Don’t blame Brett Kavanaugh when he demurs at his confirmation hearing from answering questions on legal issues that might come before the Supreme Court. It’s the senators who will be in the wrong, for demanding commitments that no judicious nominee could provide. To answer “direct questions on stare decisis on many other matters, including Roe and health care”—as Minority Leader Chuck Schumer has called for—would itself be disqualifying.

That principle has come to be called the Ginsburg Standard, after Justice Ruth Bader Ginsburg. As she explained in the opening statement of her 1993 confirmation hearing: “A judge sworn to decide impartially can offer no forecasts, no hints, for that would show not only disregard for the specifics of the particular case—it would display disdain for the entire judicial process.” Or, as she later responded to a question about constitutional protections against discrimination based on sexual orientation: “No hints, no forecasts, no previews.”

It would be a mistake to associate the rule too closely with Justice Ginsburg, who honored it inconsistently at her hearing, or to view it as driven only by policy considerations.

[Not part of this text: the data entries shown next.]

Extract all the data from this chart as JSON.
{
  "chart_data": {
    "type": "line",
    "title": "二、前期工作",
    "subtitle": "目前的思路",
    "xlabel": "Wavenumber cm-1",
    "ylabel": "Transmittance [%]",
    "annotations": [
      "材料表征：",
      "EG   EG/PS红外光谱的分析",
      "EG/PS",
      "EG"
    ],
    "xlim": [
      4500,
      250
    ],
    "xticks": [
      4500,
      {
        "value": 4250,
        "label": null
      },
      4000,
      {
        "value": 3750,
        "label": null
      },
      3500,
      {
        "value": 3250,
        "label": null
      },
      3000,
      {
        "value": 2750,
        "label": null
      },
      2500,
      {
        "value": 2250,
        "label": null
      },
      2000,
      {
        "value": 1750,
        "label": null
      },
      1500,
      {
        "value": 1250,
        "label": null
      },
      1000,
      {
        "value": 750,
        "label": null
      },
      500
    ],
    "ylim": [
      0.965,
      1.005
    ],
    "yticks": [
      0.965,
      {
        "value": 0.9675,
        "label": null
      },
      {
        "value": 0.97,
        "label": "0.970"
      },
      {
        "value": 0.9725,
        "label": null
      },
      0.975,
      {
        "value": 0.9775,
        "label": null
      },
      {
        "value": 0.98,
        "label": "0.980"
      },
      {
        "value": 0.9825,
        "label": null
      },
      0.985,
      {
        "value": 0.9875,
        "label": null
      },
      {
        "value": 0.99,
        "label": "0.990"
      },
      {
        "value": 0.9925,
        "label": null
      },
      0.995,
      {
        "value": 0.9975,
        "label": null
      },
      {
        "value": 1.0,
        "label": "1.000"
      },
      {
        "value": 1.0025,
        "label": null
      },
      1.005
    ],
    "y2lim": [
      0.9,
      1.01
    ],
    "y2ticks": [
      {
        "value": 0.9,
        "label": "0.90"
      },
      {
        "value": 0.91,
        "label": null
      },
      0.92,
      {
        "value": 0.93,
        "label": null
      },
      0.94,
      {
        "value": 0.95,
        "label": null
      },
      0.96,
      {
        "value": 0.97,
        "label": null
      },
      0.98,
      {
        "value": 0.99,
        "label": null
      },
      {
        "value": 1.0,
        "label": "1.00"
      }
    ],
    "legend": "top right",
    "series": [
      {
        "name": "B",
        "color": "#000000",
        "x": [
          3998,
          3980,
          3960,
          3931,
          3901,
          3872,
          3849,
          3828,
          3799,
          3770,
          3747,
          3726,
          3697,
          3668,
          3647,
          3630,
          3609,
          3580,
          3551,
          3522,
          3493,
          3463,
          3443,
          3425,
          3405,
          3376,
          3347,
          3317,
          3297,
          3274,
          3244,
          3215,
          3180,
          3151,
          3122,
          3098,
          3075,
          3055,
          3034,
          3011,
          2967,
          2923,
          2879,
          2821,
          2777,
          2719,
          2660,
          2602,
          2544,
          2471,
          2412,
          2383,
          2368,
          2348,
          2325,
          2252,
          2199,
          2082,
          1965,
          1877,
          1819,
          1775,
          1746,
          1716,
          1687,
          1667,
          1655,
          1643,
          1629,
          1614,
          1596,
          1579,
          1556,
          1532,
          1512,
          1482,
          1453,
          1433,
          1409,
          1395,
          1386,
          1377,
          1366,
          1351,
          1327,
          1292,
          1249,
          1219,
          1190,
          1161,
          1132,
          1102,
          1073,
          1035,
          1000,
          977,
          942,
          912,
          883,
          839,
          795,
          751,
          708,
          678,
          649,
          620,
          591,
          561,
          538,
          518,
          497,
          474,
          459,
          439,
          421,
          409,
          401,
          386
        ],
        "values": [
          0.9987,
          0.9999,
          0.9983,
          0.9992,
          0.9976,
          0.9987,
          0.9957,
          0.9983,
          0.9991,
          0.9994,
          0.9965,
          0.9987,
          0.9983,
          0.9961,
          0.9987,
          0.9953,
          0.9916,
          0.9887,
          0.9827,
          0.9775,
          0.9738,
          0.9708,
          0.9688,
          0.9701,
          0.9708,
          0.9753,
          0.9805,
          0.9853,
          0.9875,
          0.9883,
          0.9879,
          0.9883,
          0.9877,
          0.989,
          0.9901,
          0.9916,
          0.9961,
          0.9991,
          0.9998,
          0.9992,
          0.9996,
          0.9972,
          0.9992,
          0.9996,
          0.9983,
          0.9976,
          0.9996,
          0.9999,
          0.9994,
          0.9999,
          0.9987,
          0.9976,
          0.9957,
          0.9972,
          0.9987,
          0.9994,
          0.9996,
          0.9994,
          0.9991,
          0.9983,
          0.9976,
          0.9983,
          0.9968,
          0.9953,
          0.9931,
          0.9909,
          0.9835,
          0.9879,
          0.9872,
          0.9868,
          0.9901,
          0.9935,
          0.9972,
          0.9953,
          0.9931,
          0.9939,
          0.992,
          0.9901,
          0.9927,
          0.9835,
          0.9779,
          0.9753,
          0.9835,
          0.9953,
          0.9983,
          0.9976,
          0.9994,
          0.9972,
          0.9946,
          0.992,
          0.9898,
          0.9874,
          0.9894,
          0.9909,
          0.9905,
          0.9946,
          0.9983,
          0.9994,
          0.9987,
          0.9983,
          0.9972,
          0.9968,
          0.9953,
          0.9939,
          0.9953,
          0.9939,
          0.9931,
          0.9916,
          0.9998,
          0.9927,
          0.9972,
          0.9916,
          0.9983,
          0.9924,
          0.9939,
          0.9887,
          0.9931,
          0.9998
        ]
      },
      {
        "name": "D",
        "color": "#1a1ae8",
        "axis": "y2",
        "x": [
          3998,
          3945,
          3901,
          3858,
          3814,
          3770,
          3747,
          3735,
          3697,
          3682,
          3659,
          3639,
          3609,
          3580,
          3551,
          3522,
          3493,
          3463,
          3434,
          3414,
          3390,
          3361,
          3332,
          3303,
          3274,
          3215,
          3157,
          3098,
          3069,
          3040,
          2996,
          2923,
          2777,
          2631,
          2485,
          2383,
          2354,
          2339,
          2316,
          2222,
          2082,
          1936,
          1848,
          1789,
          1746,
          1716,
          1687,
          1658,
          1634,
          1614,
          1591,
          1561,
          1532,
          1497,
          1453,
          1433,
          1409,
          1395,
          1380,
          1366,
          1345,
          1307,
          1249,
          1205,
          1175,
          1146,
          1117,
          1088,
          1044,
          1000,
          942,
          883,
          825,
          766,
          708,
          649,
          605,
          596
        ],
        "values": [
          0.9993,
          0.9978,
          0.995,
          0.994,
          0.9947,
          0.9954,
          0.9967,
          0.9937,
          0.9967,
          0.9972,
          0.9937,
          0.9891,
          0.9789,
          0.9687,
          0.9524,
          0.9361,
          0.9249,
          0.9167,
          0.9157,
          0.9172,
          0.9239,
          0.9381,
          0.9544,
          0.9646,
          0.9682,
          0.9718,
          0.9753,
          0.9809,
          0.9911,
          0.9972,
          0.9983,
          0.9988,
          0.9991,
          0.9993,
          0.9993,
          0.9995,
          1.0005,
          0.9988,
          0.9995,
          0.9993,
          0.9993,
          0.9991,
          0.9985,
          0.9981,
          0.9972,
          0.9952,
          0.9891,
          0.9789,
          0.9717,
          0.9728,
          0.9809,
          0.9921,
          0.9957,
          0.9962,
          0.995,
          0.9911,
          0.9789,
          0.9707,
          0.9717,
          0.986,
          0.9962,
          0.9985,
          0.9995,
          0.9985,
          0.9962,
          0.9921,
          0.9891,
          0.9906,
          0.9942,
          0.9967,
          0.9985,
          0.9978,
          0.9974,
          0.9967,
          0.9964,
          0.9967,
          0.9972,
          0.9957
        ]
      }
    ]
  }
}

In fact, the standard has deep roots in the law and history.

Begin with the Constitution. The Appointments Clause provides that judges, including Supreme Court justices, are appointed by the president “with the Advice and Consent of the Senate.” From the nomination of John Jay as the first chief justice in 1789 through the mid-1950s, public confirmation hearings were rare. Few nominees attended them when they did occur, and only a handful testified. Senators had no occasion to grandstand by demanding that a nominee declare his stance on legal controversies.